I have a data frame with roughly 20 000 rows and 215 columns and need to search, in which columns certain keywords occur (if they exist).
There are lots of suggestions for partial matches in a specified column, for example
Selecting data frame rows based on partial string match in a column
Alas, none of these functions seem to allow to search ALL columns. One option is of course to write several nested loops.
However, I wonder whether there is a much more efficient way == already existing function to search a) all columns of a data frame (or: all lists within a list)? b) and possibly not to search only for one phrase, but for a list of keywords?
For example
# some data
Species <- c("Acanthurus dussumieri", "Callionymus maculatus", "Eviota prasina", "Gymnogobius urotaenia", "Kyphosus bigibbus")
Column1 <- c(60.1, 106, 78.6, 21.5, 71)
ColumnEgg <- c(11.2, 14.5, 12, 8, NA)
Add_Info <- c("Spawns when water temperatures reach above 15°C.", NA, "females deposit eggs of 1.5 mm diameter on plants. Larvae hatch after 3-13 days.", NA, "55 cm TL newborn weighs 380 g")
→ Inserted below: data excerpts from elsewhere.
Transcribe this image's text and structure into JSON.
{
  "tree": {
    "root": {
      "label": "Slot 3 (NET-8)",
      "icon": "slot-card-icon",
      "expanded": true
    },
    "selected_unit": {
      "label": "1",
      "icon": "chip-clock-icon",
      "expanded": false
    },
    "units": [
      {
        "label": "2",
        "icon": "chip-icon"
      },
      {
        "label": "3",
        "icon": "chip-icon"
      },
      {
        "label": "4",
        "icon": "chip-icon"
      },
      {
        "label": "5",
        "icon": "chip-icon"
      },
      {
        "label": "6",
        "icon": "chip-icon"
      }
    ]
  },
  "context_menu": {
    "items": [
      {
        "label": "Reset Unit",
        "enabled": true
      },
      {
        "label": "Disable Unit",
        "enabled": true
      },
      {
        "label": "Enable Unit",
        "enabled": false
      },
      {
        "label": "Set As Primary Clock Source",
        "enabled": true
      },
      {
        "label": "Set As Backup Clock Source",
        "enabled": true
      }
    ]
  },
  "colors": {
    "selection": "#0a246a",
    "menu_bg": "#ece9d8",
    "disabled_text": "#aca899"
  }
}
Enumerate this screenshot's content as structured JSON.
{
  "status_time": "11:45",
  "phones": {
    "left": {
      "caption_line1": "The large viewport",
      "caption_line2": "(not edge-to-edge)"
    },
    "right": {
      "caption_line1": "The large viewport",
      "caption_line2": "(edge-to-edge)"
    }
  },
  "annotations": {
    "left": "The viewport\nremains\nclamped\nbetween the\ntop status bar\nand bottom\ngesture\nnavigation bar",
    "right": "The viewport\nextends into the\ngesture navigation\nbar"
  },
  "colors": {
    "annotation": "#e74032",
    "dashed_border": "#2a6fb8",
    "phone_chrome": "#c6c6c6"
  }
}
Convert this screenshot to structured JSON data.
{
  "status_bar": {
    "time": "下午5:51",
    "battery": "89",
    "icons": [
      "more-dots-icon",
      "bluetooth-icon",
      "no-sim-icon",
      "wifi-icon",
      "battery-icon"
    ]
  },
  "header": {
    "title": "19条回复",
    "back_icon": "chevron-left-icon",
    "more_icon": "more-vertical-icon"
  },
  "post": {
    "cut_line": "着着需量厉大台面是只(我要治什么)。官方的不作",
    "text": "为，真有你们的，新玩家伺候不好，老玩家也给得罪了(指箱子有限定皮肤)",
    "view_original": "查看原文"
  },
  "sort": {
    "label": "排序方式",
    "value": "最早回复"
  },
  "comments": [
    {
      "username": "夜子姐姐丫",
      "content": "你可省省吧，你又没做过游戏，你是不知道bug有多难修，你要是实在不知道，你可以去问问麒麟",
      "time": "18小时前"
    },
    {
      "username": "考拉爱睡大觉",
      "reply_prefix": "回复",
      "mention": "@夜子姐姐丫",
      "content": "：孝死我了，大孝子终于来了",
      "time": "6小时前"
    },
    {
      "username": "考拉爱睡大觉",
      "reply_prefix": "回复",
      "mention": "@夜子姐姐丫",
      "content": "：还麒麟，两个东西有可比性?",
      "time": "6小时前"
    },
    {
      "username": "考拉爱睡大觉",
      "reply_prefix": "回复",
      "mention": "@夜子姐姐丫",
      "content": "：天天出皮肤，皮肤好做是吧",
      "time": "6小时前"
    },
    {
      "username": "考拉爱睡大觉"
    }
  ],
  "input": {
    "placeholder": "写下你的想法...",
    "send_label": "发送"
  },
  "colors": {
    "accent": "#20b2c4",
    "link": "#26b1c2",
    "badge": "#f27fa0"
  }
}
df <- data.frame(Species, Column1, ColumnEgg, Add_Info)
df
Now it is easy to search, if one knows in which column to look for a pattern, e.g.
library(stringr)
library(dplyr)
df%>%
filter(str_detect(Species,"Aaptosyax"))
However: how to search all columns for a phrase or a list of keywords, like
df%>%
filter(str_detect(df[1:4],"Aaptosyax"))
or
keywords <- c("Aaptosyax", "egg")
df%>%
filter(str_detect(df[1:4],keywords))
Thanks a lot for any help!